The protagonist of Quantum Error, at least initially, seems close to the idea of ​​a firefighter In fact, if you look at the first trailer of the announcement and the last with the gameplay at the Future Game Show it seems to look at two different games, if it were not for those initial phases, in the latter, in which we still see that prevalence of exploration and mixed interaction with scenarios. On the one hand, the game seems to be defined more clearly but on the other it also seems to betray the initial premises, abandoning the aura of horror based on exploration and mystery to embrace the action that is even a little caciarona in certain situations. It is likely that this way it will more easily meet success with a wider audience, but there is no doubt that those who were fascinated by the spikes of sci-fi and cosmic horror initially seen were disappointed by the latest appearances of Quantum Error. On the other hand, making a truly prosaic speech, it must also be said that there are so many first-person horror that a variant that points more decisively to pure action is not despicable.

A Faced with this uncertainty about the atmosphere and about some structural elements of the game, Teamkill Media instead seems decidedly convinced to take advantage of the opportunity to showcase the technical skills of the group, given that it intends to focus a lot on this project from this point of view .

In the most recent videos, Quantum Error also brings out some battle vehicles The announcement as a next gen game says a lot about the desire to be at the forefront, even if times are probably lengthening beyond forecasts initials, but also the choice to switch to Unreal Engine 5, with probable further postponement of the release, clearly demonstrates the decision to gain experience with the most recent development tools.
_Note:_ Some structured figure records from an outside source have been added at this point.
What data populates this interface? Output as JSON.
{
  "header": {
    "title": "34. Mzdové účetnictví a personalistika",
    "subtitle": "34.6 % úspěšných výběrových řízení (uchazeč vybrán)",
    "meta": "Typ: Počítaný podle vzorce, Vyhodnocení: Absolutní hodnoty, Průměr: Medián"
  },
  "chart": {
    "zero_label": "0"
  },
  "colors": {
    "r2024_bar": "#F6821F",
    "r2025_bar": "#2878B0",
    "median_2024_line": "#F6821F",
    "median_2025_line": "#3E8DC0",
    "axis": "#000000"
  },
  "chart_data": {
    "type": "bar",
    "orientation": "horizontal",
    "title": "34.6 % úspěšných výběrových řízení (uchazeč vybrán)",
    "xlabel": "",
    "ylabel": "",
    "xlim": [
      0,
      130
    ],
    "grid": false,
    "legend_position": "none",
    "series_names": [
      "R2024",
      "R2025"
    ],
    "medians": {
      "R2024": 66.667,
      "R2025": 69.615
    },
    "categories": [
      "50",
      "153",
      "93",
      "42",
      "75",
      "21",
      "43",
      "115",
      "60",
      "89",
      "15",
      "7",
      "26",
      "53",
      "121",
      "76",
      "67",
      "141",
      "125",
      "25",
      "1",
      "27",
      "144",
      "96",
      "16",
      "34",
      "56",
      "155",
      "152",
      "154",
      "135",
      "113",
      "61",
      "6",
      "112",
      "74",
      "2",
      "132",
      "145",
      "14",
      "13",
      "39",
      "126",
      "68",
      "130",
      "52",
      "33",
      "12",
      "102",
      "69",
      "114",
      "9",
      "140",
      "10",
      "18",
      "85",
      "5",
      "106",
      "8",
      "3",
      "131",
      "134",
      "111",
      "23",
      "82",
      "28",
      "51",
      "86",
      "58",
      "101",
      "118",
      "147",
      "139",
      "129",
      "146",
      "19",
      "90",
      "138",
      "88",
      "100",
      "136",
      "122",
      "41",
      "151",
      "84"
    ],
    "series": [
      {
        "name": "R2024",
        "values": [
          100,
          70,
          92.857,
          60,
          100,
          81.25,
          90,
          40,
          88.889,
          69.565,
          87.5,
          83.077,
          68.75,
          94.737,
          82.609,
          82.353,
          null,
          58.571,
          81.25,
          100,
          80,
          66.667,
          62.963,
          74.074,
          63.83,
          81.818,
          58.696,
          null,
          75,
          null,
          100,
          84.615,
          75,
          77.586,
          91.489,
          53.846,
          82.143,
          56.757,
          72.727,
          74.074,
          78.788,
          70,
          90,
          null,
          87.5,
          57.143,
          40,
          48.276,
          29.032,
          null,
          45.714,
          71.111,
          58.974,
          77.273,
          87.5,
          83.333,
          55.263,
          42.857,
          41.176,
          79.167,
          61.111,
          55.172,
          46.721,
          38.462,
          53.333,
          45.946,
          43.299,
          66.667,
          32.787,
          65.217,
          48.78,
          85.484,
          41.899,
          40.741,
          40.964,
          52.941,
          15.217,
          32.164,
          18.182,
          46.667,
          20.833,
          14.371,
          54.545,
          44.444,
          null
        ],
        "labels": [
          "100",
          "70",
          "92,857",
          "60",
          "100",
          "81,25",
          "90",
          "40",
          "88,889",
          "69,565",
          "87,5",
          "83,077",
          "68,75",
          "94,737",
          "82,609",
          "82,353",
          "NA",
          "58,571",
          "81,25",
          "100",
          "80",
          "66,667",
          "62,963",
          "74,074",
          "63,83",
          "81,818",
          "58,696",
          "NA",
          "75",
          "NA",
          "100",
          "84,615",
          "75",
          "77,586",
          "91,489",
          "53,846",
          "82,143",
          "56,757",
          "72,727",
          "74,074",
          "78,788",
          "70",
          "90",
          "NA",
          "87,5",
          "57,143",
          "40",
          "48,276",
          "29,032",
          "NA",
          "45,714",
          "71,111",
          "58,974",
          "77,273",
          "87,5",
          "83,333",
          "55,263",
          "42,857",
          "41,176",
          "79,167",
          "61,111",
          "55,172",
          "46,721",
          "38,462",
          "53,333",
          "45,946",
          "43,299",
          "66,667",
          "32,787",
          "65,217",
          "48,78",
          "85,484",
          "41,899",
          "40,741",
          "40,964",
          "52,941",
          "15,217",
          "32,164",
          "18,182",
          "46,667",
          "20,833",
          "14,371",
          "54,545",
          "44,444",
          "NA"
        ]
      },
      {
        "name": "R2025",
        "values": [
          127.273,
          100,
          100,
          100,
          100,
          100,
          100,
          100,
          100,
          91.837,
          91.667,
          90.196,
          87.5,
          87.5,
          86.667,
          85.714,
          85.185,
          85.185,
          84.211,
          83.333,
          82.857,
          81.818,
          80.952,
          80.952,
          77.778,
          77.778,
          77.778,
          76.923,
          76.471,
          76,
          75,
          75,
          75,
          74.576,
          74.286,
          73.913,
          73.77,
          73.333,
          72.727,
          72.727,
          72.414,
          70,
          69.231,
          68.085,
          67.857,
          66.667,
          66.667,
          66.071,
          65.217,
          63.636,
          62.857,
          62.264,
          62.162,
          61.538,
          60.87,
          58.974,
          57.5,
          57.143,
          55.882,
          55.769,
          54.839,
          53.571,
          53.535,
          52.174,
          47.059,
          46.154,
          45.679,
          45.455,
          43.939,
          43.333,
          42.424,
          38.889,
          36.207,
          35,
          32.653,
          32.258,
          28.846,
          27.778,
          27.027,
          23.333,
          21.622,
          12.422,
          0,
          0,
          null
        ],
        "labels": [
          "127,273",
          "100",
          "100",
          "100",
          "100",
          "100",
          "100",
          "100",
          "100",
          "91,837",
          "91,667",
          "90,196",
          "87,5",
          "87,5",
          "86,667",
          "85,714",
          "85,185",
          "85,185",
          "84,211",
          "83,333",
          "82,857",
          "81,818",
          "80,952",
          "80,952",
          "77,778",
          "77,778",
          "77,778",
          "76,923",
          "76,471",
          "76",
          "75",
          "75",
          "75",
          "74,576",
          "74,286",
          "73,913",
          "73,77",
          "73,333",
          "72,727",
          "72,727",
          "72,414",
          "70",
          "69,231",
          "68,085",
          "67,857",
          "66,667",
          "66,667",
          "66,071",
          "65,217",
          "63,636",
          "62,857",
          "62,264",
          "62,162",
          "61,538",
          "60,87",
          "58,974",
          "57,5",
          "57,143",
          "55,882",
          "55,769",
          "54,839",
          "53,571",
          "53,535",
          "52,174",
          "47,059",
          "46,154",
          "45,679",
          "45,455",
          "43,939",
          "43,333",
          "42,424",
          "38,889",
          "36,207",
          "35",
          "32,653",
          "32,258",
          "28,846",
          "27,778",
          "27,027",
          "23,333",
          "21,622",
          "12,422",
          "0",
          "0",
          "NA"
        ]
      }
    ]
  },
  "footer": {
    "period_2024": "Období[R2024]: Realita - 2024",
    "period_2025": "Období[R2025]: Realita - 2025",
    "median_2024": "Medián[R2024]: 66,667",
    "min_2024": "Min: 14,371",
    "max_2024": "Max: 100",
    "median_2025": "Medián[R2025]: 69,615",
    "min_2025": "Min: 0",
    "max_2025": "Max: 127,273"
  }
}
The risk is that the technical difficulties of development multiply and that the times are lengthened so much that the project reaches completion beyond the maximum time frame and the lack of coherence that seems to emerge from the various presentations of Quantum Error can derive from design difficulties, however the he chosen setting continues to be of great interest and the game remains a special sight among indie titles on next gen consoles.